Karen Horney and Basic Anxiety

Karen Horney (1885-1952), a prominent personality theorist, is recognized for contribution to the school of psychoanalysis. Having studied Freud’s body of work extensively, Horney challenges several main tenets of his theory and proposes her own unique theory of feminine psychology. Most notably, she criticizes Freud’s heavy reliance on sexual instinct as a determinant of human behavior and instead emphasizes the importance of culture and personal relationships in personality development. In contrast to traditional psychoanalytic thought, she proposes that the primary forces involved in shaping personality stem from a need for personal security and protection from psychological conflicts resulting from cultural and environmental disturbances.

Basic Anxiety

At the heart of Horney’s theory is the concept of basic anxiety. Basic anxiety is central to the development of deeper psychological conflicts throughout an individual’s lifespan and is typically produced by anything in a child’s environment that disturbs the child’s sense of security in relation to his/her parents. Specifically, the term refers to a child’s feeling of being helpless in a potentially hostile world. In Our Inner Conflicts, Horney names a variety of environmental factors that can produce basic anxiety in a child, including direct or indirect domination, parental indifference, erratic behavior, lack of respect for the child’s needs, lack of real guidance, lack of reliable warmth, having to take sides in parental disagreements, overprotection, isolation from other children, and unkept promises.
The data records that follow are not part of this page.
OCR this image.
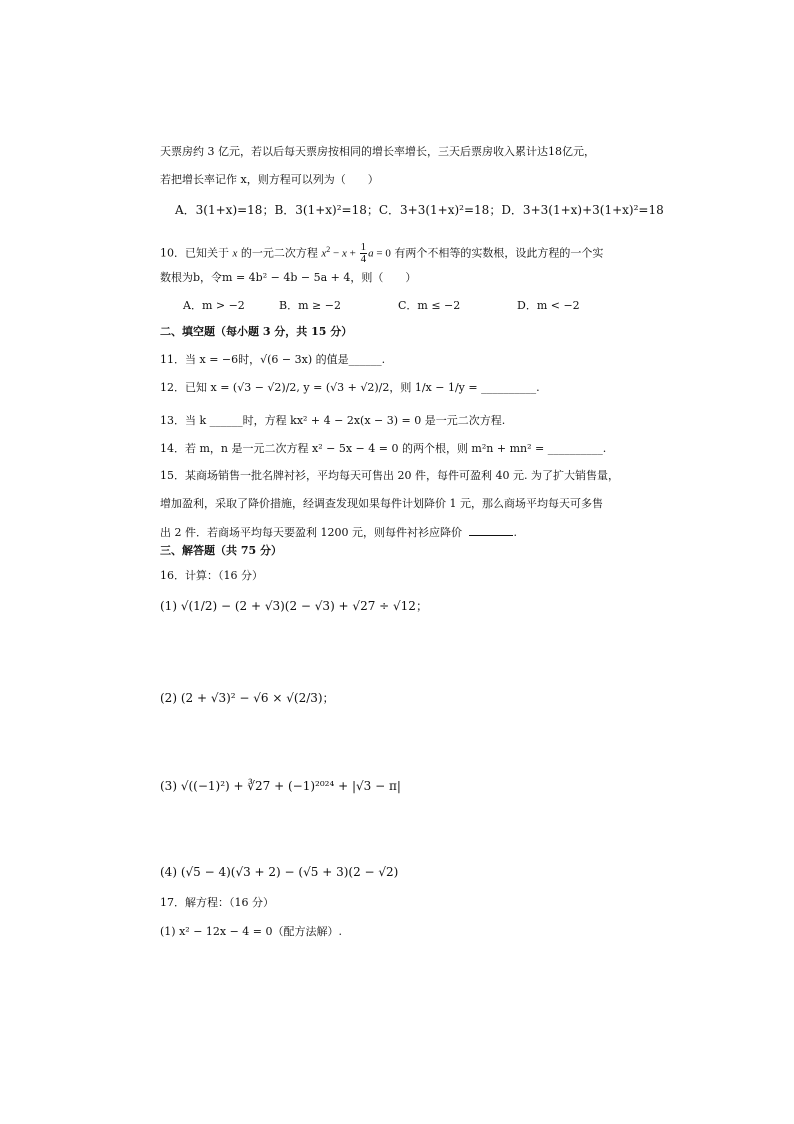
天票房约 3 亿元，若以后每天票房按相同的增长率增长，三天后票房收入累计达18亿元，
若把增长率记作 x，则方程可以列为（　　）
A．3(1+x)=18；B．3(1+x)²=18；C．3+3(1+x)²=18；D．3+3(1+x)+3(1+x)²=18
10．已知关于 x 的一元二次方程 $x^2 - x + \frac{1}{4}$ a = 0 有两个不相等的实数根，设此方程的一个实
数根为b，令m = 4b² − 4b − 5a + 4，则（　　）
A．m > −2	B．m ≥ −2	C．m ≤ −2	D．m < −2
二、填空题（每小题 3 分，共 15 分）
11．当 x = −6时，√(6 − 3x) 的值是______.
12．已知 x = (√3 − √2)/2, y = (√3 + √2)/2，则 1/x − 1/y = __________.
13．当 k ______时，方程 kx² + 4 − 2x(x − 3) = 0 是一元二次方程.
14．若 m，n 是一元二次方程 x² − 5x − 4 = 0 的两个根，则 m²n + mn² = __________.
15．某商场销售一批名牌衬衫，平均每天可售出 20 件，每件可盈利 40 元. 为了扩大销售量，
增加盈利，采取了降价措施，经调查发现如果每件计划降价 1 元，那么商场平均每天可多售
出 2 件．若商场平均每天要盈利 1200 元，则每件衬衫应降价	.
三、解答题（共 75 分）
16．计算：（16 分）
(1) √(1/2) − (2 + √3)(2 − √3) + √27 ÷ √12；
(2) (2 + √3)² − √6 × √(2/3)；
(3) √((−1)²) + ∛27 + (−1)²⁰²⁴ + |√3 − π|
(4) (√5 − 4)(√3 + 2) − (√5 + 3)(2 − √2)
17．解方程：（16 分）
(1) x² − 12x − 4 = 0（配方法解）.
Conflicts Resulting from Basic Anxiety

She further proposes that a child’s experience of basic anxiety naturally leads to feelings of resentment toward the parent, a feeling that is in direct conflict with the child’s basic need for parental love and affection. This is known as basic hostility. The child feels isolated and apprehensive because he/she is exposed to an environment that is wrought with unpredictability and lacking in warmth. The presence of basic hostility inhibits the child’s ability to grow with an inner freedom to express his/her true thoughts and feelings. In one of her later works, Neurosis and Human Growth,Horney proposes that feelings of basic anxiety and hostility “boil down to the fact that the people in the environment are too wrapped up in their own neuroses to be able to love the child, or even to conceive of him as the particular individual he is; their attitudes toward him are determined by their own neurotic needs and responses.”

Therefore, the neurotic patterns of behavior exhibited by the parents ultimately lead to the development of a similar neurosis in the child. She further explains that children exposed to unpredictable, harassing, and often hostile parental behavior are forced to develop ways to cope with these stressors and, in all likelihood, will develop unhealthy strategies for living in a similarly unhealthy environment. Horney describes three basic strategies, or neurotic trends, that may emerge as the child grows: moving toward people (the self-effacing, or compliant, type), moving against people (characterized by aggression toward others), and moving away from people (the type who desires much solitude and does not relate well with others).

The particular type of neurotic personality that develops as the child transitions into adulthood is dependent on a variety of factors, including the child’s natural disposition and the specific factors present in the early environment that led the child to develop basic anxiety (i.e., parental indifference, excessive fighting, overprotection, etc.). Basic anxiety, according to Horney’s theory, is crucial not only to the development of early psychological conflicts, but also to the evolution of those conflicts and of personality trends well into adulthood. Basic anxiety, then, is at the core of a neurosis. It creates a disturbance in the personality that can, without therapeutic intervention, lead to a lifetime of unhealthy behaviors and difficulty maintaining satisfying relationships with others.

Sources

Horney, Karen. Neurosis and Human Growth. New York: W. W. Norton & Co., 1950.

-. Our Inner Conflicts: A Constructive Theory of Neurosis. New York: W. W. Norton & Co., 1945.